NEW YORK—Private-label brand sales closed out a decade of strong growth, posting sales increases across all three major retail channels in 2010, according to the latest market data published in the Private Label Manufacturers Association’s (PLMA) Private Label Yearbook.
Over the past decade, annual sales of private-label products increased 40% in U.S. supermarkets. In total outlets—comprised of U.S. supermarkets, drug stores and mass merchandisers, including Wal-Mart—store-brand sales increased by almost 2%, while dollar share advanced by almost half a point to a new record level. Overall, sales were $88.5 billion, according to The Nielsen Co., which provided the private-label sales and market share trends data.
Store-brands share of dollar sales advanced to a record 19.1% in supermarkets, and unit market share was 23.5%. For Total outlets, store-brands dollar share rose to 17.4% and unit share came in at 21.8%.
An estimated $15 billion to $20 billion in additional private-label sales in channels that are not reporting to the Nielsen databases, such as warehouse clubs, limited assortment stores, convenience stores and dollar stores would likely have produced a grand total exceeding $100 billion for 2010.
The data also offer evidence of extreme efforts by national brand marketers in 2010 to recapture some of the market share they lost to store brands over the previous years. In particular, elevated promotional spending and short-term price cuts by national brands may have hedged the erosion of unit sales at the cost of any and all growth when it came to dollar sales. Supermarkets national brands were negative in year-to-year dollar sales, while their unit sales were up 1%.
In supermarkets, store brands sales increased by $1.2 billion and accounted for 100% of the growth in the channel, even offsetting a sales drop of -$149 million by national brands. Looking at total outlets, private label was up $1.5 billion, while national brands were down $4.6 billion, a spread of fully $6.1 billion in sales revenue.
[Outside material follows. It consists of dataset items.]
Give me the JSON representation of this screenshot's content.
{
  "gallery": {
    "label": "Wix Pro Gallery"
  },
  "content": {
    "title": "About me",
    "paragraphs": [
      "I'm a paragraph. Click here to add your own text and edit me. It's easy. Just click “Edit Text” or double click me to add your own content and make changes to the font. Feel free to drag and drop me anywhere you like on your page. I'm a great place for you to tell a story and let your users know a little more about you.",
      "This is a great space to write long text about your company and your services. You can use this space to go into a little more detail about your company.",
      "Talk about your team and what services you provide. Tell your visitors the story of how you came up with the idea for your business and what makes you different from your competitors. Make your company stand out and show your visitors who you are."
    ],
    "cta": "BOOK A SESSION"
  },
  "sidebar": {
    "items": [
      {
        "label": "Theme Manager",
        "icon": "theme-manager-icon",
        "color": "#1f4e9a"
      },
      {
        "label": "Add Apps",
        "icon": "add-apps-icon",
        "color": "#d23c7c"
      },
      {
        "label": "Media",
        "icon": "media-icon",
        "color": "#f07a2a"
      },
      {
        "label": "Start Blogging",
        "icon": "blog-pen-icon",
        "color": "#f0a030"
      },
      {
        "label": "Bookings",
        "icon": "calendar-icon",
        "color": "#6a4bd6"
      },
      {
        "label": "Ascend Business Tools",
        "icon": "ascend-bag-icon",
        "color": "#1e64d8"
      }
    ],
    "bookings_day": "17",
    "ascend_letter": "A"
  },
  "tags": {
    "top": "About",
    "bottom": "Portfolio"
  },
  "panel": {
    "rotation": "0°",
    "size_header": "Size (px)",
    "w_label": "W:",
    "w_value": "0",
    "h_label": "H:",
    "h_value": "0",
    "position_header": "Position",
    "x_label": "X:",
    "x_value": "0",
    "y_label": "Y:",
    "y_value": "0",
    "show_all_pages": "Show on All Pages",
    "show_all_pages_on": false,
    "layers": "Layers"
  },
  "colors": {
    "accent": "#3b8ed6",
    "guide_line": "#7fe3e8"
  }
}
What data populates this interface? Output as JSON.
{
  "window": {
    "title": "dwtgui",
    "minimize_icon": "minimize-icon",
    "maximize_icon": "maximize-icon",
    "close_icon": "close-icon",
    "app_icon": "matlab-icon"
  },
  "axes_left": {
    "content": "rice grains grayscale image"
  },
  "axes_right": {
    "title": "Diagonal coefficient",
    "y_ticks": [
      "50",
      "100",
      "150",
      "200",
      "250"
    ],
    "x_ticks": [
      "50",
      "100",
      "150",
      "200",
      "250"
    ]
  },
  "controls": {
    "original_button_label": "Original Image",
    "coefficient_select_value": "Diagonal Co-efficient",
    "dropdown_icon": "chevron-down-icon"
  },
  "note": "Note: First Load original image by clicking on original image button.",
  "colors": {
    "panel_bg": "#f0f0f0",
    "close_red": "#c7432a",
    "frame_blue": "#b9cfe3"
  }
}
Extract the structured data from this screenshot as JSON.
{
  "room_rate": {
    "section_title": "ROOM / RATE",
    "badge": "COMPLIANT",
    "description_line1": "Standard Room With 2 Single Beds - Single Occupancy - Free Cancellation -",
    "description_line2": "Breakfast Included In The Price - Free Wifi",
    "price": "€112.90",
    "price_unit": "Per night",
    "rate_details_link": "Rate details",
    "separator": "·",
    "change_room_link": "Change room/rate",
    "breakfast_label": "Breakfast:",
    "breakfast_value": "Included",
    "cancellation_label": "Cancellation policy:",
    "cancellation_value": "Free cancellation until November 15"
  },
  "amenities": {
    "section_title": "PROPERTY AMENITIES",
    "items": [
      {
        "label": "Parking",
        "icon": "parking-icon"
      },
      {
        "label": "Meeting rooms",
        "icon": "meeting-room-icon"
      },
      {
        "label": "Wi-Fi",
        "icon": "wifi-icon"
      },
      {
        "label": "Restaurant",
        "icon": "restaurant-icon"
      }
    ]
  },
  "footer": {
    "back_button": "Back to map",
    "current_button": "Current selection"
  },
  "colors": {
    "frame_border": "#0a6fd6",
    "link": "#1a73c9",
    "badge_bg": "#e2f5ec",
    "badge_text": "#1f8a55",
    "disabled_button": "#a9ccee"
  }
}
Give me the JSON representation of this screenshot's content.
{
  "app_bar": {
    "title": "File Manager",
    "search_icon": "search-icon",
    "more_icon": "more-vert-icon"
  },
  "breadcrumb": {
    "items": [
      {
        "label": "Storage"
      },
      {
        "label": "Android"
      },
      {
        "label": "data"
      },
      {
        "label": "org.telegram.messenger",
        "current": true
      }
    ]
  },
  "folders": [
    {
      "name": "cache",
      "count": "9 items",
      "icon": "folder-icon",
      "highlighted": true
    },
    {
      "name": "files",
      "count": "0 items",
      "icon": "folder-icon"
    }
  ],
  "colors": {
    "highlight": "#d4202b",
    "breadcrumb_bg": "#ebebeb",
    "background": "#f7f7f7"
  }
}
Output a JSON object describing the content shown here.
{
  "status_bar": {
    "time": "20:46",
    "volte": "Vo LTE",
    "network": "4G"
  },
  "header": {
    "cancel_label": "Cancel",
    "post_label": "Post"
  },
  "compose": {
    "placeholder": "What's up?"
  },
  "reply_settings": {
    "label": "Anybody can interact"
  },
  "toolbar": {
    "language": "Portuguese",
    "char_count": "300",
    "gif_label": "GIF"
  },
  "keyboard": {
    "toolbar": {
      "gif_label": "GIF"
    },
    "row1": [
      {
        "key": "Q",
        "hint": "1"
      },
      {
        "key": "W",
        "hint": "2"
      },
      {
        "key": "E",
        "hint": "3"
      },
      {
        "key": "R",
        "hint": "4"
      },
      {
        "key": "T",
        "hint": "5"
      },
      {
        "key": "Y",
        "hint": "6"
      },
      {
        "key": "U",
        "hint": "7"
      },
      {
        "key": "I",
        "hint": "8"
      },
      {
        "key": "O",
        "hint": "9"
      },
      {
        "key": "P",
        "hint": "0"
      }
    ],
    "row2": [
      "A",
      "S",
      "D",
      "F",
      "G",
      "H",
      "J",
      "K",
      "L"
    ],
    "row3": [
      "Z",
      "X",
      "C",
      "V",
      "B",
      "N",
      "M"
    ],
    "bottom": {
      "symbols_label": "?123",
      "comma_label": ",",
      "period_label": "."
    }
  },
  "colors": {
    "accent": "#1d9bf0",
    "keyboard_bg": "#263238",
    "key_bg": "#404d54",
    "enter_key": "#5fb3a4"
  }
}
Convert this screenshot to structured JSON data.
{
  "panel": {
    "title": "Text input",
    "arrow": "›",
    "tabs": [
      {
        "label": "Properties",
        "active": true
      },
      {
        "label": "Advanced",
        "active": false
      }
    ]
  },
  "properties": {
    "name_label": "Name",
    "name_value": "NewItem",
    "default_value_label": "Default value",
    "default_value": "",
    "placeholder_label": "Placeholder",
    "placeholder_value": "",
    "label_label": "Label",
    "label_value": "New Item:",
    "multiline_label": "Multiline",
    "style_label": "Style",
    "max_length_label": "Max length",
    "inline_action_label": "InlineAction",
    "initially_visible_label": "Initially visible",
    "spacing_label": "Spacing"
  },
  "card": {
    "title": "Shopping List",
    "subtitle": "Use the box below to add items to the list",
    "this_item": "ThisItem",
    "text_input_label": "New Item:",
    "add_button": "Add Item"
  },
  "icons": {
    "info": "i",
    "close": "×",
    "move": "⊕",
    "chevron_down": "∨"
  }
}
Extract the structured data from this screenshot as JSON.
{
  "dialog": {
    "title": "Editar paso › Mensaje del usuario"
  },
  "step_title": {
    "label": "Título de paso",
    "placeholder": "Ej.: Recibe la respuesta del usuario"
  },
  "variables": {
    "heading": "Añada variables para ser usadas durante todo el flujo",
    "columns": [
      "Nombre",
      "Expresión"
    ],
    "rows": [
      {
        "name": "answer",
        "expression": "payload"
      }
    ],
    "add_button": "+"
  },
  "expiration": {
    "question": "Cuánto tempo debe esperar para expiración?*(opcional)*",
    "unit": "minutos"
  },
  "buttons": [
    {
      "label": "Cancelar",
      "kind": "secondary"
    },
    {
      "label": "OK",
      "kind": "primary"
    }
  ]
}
When it came to units sold, national brands in supermarkets gained 1% while, store brands were essentially flat, indicating national brands likely relied heavily on price reductions and other inducements to shoppers to move their goods at any cost. In total outlets, store brands gave up -0.9% in units and national brands lost 0.6%. Whether such moves by national brands can be sustainable practices in terms of their bottom lines will be a development to watch during 2011.
A third of those polled reported they are buying more store brands now compared to a year ago and more than half describe themselves as frequent store-brand shoppers. Half also said they are more aware of store brands today than they were a year ago; and fully eight out of 10 believe store-brand products they buy are either equal to or better than national brands.